International Markets Galore


Over the past several months, Eric and I have realized that the first few years we spent in Ann Arbor were sadly wasted in a major way. We did all our shopping at Kroger. It wasn't until a few months ago that we began to tap into the glorious multi-ethnic/multicultural food aspects of Ypsilanti. It started a few months ago when we stopped by Hua Xing, the local Chinese food market, and picked up loads of frozen dumplings as well as our new secret ingredient in all stir-frys, sesame oil (so good!). We also took Eric's parents there and his mom bought stuff to make bubble tea. Our obsession with bubble tea will be saved for another blog.

Then last month Dos Hermanos, a Mexican grocery store, opened down the street from us and we walked down to purchase some handmade frozen tamales. And finally, we got an urge to start trying our hand at Indian cooking. So tasty, but there really aren't any cheap restaurants around here. We got a pretty straight forward recipe for chicken tikka masala from allrecipes.com (check it out, really great stuff there), but the "foreign food" aisle at Kroger had no garam masala. I mean, really. So we took a little trip down Packard Rd to Bombay Market, which had a mother load of Indian foods, including garam masala (w're not sure quite what it is yet, but we'll let you know)! And Bollywood movies, but that's another day. There's an entire strip of foreign food markets on Packard, including an Eastern European market and many Middle Eastern markets. We went back to one today, Aladdin's Market, to buy pine nuts for the fresh pesto we were making. And also picked up some yummy cheap Middle Eastern treats for lunch as well.

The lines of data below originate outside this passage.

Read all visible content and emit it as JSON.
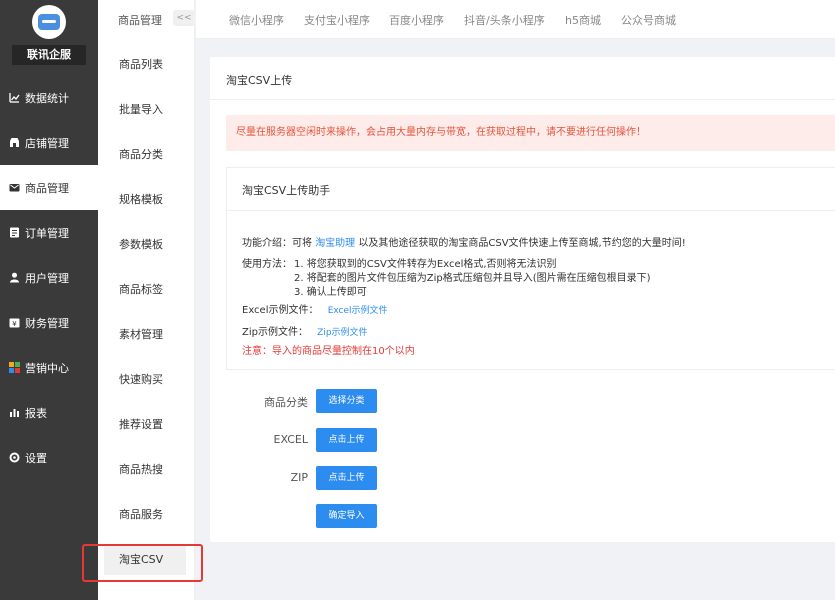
{
  "brand": {
    "name": "联讯企服"
  },
  "sidebar": {
    "items": [
      {
        "label": "数据统计",
        "icon": "chart-line-icon"
      },
      {
        "label": "店铺管理",
        "icon": "store-icon"
      },
      {
        "label": "商品管理",
        "icon": "mail-icon",
        "active": true
      },
      {
        "label": "订单管理",
        "icon": "order-icon"
      },
      {
        "label": "用户管理",
        "icon": "user-icon"
      },
      {
        "label": "财务管理",
        "icon": "finance-icon"
      },
      {
        "label": "营销中心",
        "icon": "marketing-icon"
      },
      {
        "label": "报表",
        "icon": "report-icon"
      },
      {
        "label": "设置",
        "icon": "gear-icon"
      }
    ]
  },
  "subnav": {
    "heading": "商品管理",
    "collapse": "<<",
    "items": [
      {
        "label": "商品列表"
      },
      {
        "label": "批量导入"
      },
      {
        "label": "商品分类"
      },
      {
        "label": "规格模板"
      },
      {
        "label": "参数模板"
      },
      {
        "label": "商品标签"
      },
      {
        "label": "素材管理"
      },
      {
        "label": "快速购买"
      },
      {
        "label": "推荐设置"
      },
      {
        "label": "商品热搜"
      },
      {
        "label": "商品服务"
      },
      {
        "label": "淘宝CSV",
        "active": true
      }
    ]
  },
  "tabs": [
    "微信小程序",
    "支付宝小程序",
    "百度小程序",
    "抖音/头条小程序",
    "h5商城",
    "公众号商城"
  ],
  "page": {
    "title": "淘宝CSV上传",
    "warning": "尽量在服务器空闲时来操作，会占用大量内存与带宽，在获取过程中，请不要进行任何操作！",
    "helper": {
      "title": "淘宝CSV上传助手",
      "intro_prefix": "功能介绍：可将 ",
      "intro_link": "淘宝助理",
      "intro_suffix": " 以及其他途径获取的淘宝商品CSV文件快速上传至商城,节约您的大量时间!",
      "method_label": "使用方法：",
      "steps": [
        "1. 将您获取到的CSV文件转存为Excel格式,否则将无法识别",
        "2. 将配套的图片文件包压缩为Zip格式压缩包并且导入(图片需在压缩包根目录下)",
        "3. 确认上传即可"
      ],
      "excel_label": "Excel示例文件：",
      "excel_link": "Excel示例文件",
      "zip_label": "Zip示例文件：",
      "zip_link": "Zip示例文件",
      "notice": "注意：导入的商品尽量控制在10个以内"
    },
    "form": {
      "category_label": "商品分类",
      "category_button": "选择分类",
      "excel_label": "EXCEL",
      "excel_button": "点击上传",
      "zip_label": "ZIP",
      "zip_button": "点击上传",
      "confirm_button": "确定导入"
    }
  },
  "colors": {
    "accent": "#2d8cf0",
    "sidebar_bg": "#3a3a3a",
    "warning_bg": "#fdecea",
    "warning_text": "#e5533b",
    "highlight": "#e53935"
  }
}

I guess we really like to eat. And we really like to travel, mostly because of the exotic foods we get to eat (OK, not mostly). So these new discoveries are a fun way to tide us over until we get to travel again. Stop by our house, any time, and we'll cook you up some yummy foreign foods. And I promise, I won't let Eric make them too spicy. :)

1.8.07

Quotables

More quotes added to the running list...

Garden Bounty

It's not often that I would post such a ridiculously happy photo of myself, but sometimes that's just the honest way of it. Witness the bounty that is our aforementioned community garden produce. Daily do we take a short walk down the street to water the veg, and almost daily to we return with bounty. Rachel's been keeping a "bounty tab" on our fridge, and the peas have an easy lead, but as the picture demonstrates, tomatoes, cherry tomatoes, cukes, zuchs, beans, and basil are also making a fine contribution to our dinner plates. The aphorism about people in Minnesota not leaving their cars unlocked in zucchini season (lest a passerby drop a zucchini in) is ringing true in a new way. Zucchini bread, zucchini pancakes (so good!), and a nice little Italian dish a friend recommended "zucchini oreganati" (say it with a Luigi-from-the-Simpsons accent and it sounds yummier). Good times. We'll try and give you the final tally when the summer is up.